Jasmine tersenyum tipis. "Bagus, dong. Kamu 'kan udah lama naruh rasa sama Kak Elang?" balasnya antusias.
"Iya. Aku senang banget, Jas. Bayangin! Udah 3 tahun lamanya aku diam-diam mendam rasa ke dia dan gak pernah ngobrol. Terus tau-tau hari ini, dia ngajak aku ngobrol," ujar Nia tak menutup-nutupi kebahagiaannya sedikitpun.
Jasmine tersenyum. Ia ikut senang dengan kebahagiaan temannya itu. "Bagus, nah. Nanti kalau jadian jangan lupa PJ-nya, ya," ledeknya.
"Tentu, dong!" balas Nia antusias. Kemudian, setelah menyeruput lemon tea-nya yang baru datang, ia menatap Jasmine serius. "Tadi kamu mau ngomong apa, Jas?"
Jasmine tersenyum tipis. "Oh, itu. Eum ... sebenarnya aku lagi bingung. Aku gak tahu harus gimana," ucapnya pelan sambil memainkan sedotannya.
Jasmine yang menunduk, mengangkat wajahnya karena Nia tak kunjung memberikan respons. Hatinya seolah tercubit melihat temannya itu tengah tersenyum pada layar ponselnya. Tanpa bertanya pun, ia sudah tahu itu siapa. Pasti Elang karena senyuman Nia begitu lebar.
"Oh, iya, iya. Tadi kamu ngomong apa, Jas?" tanya Nia setelah mematikan layar ponselnya.
Jasmine tersenyum dan menggeleng pelan. "Gak deh. Gak jadi," ucapnya pelan sembari tersenyum tipis. Ia tahu bahwa ia ceritakan pun percuma saja. Nia tak akan mendengarnya.
Tak lama, Nia kembali fokus pada ponselnya. Beberapa saat berlalu, Nia mengangkat wajahnya dan menatap Jasmine dengan tatapan menyesal.
"Jas, sorry. Gue tinggal, ya? Soalnya Kak Elang ngajakin jalan. Gak papa, ya?" tanya Nia tak enak.
Jasmine mengangguk pelan dan tersenyum tipis. "Ya. Hati-hati, ya. Semoga kalian bisa jadi," doanya tulus.

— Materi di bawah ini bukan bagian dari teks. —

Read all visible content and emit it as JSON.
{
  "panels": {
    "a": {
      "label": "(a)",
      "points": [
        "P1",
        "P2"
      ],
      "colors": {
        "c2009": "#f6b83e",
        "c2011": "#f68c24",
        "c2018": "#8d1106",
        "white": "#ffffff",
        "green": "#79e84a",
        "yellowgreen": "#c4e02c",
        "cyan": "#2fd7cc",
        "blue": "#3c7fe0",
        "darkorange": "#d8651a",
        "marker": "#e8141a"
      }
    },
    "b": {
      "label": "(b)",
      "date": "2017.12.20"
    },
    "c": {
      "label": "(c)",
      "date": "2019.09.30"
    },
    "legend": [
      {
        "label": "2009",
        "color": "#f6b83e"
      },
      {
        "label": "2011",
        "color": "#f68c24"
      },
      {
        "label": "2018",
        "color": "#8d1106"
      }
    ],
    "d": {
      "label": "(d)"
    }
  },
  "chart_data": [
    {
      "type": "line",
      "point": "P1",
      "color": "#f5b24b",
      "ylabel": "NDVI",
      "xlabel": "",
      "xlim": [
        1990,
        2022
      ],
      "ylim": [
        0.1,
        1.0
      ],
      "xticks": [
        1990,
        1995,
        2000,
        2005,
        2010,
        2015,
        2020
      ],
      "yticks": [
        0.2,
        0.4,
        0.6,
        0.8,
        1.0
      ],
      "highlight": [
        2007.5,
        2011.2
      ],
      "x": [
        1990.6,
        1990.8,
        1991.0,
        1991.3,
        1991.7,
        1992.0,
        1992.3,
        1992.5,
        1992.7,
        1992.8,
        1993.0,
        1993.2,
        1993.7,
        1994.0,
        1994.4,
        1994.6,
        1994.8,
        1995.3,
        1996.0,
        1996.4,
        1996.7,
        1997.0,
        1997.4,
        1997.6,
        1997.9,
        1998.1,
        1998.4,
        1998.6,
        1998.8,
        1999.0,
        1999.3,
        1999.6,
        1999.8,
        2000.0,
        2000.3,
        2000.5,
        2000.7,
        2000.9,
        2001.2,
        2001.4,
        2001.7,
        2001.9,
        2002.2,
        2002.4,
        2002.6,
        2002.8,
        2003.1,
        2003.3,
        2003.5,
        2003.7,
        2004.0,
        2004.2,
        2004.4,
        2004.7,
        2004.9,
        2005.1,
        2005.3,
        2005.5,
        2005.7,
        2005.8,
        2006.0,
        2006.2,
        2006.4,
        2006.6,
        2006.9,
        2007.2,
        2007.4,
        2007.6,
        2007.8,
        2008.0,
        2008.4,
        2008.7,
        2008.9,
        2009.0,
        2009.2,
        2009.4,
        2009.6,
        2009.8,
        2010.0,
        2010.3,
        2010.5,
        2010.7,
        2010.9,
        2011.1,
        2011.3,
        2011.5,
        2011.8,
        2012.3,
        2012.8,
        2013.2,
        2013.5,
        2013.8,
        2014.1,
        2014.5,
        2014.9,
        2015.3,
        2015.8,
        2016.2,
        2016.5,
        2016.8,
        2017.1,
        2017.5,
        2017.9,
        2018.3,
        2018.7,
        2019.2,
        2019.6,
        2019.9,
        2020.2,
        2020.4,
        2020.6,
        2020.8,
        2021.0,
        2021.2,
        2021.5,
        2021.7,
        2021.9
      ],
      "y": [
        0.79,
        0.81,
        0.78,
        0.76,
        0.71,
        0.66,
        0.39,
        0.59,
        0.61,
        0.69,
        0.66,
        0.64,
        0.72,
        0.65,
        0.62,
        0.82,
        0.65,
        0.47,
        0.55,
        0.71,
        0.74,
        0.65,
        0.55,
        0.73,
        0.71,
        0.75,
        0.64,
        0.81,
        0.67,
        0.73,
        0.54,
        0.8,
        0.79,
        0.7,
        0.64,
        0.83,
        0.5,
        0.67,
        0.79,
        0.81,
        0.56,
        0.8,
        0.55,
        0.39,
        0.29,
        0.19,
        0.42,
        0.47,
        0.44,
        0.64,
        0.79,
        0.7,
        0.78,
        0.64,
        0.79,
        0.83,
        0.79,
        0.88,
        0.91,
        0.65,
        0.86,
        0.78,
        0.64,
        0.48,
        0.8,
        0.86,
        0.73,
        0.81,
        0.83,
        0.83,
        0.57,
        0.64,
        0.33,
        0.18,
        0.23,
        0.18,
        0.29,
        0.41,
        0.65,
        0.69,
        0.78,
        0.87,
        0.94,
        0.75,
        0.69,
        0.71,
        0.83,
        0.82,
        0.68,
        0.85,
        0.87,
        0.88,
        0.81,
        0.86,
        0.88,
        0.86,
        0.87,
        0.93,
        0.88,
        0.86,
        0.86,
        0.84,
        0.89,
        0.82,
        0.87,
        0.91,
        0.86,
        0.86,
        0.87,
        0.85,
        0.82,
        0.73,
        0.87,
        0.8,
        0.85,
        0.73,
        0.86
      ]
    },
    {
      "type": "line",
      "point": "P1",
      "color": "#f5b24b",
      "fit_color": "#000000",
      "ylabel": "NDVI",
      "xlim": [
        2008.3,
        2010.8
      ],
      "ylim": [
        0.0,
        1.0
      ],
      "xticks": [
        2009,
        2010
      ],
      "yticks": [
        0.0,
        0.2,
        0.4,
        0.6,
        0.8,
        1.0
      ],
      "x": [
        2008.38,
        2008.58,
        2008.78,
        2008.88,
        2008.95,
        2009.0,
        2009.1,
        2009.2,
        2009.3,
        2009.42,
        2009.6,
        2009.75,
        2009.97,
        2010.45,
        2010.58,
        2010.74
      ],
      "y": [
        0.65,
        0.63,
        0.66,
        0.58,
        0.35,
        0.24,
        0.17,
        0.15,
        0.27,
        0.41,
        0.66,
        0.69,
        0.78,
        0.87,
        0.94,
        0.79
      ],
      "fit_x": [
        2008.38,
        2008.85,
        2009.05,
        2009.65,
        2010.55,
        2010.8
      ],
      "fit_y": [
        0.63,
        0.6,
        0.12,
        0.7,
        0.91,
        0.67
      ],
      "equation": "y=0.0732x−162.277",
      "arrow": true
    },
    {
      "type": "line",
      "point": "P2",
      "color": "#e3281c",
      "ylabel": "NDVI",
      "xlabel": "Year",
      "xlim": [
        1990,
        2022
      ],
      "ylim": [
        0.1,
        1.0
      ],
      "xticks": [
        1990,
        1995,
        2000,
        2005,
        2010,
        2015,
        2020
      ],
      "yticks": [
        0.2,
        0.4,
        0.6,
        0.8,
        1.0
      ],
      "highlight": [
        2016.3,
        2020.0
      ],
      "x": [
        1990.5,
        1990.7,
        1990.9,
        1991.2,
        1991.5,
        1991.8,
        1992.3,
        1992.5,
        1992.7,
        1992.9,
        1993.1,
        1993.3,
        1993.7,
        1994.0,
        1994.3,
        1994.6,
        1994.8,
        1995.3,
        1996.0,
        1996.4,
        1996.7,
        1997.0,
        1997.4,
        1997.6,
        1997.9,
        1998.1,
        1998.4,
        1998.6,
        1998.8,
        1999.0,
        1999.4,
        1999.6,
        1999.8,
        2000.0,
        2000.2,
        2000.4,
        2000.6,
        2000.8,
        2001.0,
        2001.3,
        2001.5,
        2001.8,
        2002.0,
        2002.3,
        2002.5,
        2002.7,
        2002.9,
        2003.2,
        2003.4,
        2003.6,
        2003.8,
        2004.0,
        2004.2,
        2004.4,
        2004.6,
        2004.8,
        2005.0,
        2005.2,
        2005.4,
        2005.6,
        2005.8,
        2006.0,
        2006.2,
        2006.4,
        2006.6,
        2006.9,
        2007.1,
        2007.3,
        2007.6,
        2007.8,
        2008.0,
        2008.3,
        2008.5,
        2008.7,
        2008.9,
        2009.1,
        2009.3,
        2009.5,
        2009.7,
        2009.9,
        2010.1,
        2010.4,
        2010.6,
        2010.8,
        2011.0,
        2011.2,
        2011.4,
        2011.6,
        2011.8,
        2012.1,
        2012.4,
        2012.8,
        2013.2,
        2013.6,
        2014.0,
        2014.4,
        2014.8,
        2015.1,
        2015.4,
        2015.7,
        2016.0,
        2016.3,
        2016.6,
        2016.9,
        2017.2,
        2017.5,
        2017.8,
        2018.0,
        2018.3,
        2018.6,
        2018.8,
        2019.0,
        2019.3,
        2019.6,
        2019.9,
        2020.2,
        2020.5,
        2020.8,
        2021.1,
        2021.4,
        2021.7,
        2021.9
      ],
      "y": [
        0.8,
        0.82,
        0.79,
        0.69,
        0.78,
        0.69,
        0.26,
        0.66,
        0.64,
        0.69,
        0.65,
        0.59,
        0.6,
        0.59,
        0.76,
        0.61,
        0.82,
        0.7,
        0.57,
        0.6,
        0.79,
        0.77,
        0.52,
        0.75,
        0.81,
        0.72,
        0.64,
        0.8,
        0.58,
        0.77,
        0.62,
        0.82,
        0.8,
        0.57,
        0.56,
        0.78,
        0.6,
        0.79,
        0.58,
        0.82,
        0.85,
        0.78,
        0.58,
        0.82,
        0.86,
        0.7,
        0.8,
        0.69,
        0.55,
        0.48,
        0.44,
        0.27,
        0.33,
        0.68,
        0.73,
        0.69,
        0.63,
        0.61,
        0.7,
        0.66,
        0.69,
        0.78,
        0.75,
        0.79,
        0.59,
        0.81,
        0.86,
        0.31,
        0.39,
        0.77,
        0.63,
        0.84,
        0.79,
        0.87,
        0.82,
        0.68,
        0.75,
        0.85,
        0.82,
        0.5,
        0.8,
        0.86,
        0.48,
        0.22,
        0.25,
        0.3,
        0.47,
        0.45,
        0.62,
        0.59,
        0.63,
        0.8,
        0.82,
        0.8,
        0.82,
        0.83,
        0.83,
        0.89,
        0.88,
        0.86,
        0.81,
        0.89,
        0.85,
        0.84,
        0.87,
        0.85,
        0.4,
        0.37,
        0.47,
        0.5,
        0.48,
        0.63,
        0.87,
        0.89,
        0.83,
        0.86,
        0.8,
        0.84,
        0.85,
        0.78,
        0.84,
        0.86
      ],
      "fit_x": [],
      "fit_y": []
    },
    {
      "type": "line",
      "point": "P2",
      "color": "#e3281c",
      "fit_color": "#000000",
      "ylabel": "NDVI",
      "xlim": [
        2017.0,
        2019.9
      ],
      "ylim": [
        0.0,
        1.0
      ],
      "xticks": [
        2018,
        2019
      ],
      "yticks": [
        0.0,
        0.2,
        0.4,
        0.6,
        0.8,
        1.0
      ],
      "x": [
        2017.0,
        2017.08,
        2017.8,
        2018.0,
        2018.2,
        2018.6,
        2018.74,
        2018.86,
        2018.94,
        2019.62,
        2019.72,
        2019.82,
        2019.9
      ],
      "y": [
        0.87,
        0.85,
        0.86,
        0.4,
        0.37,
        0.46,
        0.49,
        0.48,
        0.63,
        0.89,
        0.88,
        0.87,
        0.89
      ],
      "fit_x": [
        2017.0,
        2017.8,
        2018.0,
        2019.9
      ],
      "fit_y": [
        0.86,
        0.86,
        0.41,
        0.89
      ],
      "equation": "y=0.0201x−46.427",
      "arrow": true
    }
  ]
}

Jasmine memutuskan untuk keluar dari food court tersebut tak lama setelah Nia pergi. Ia melangkahkan kakinya ke mana pun kakinya ingin berpijak. Ia masih belum ingin pulang saat ini. Namun, baru saja waktu berjalan selama tiga puluh menit, adiknya meneleponnya dan memintanya pulang.
"Kamu bisa gak sih hemat sedikit?!"
Jasmine mematung, tangannya yang hendak memutar kenop pintu menggantung di udara. Ia mengenali suara tersebut bahkan amat sangat kenal.
Prang!
Terdengar suara barang pecah dari dalam serta raungan penuh kemarahan. Jasmine membuka pintu dengan kasar dan mendapati adiknya meringkuk ketakutan di sudut ruang tamu. Sementara kedua orang tuanya beradu mulut dengan hebatnya.
"Kalau menurut kamu aku boros lantas kamu itu apa?! Hah?!" balas sang Papa tak mau kalah.
"Diam! Berhenti!" bentak Jasmine murka. Sepasang suami istri paruh baya itu terpatung sejenak. Jasmine merangsek maju dan membawa adiknya masuk ke pelukannya.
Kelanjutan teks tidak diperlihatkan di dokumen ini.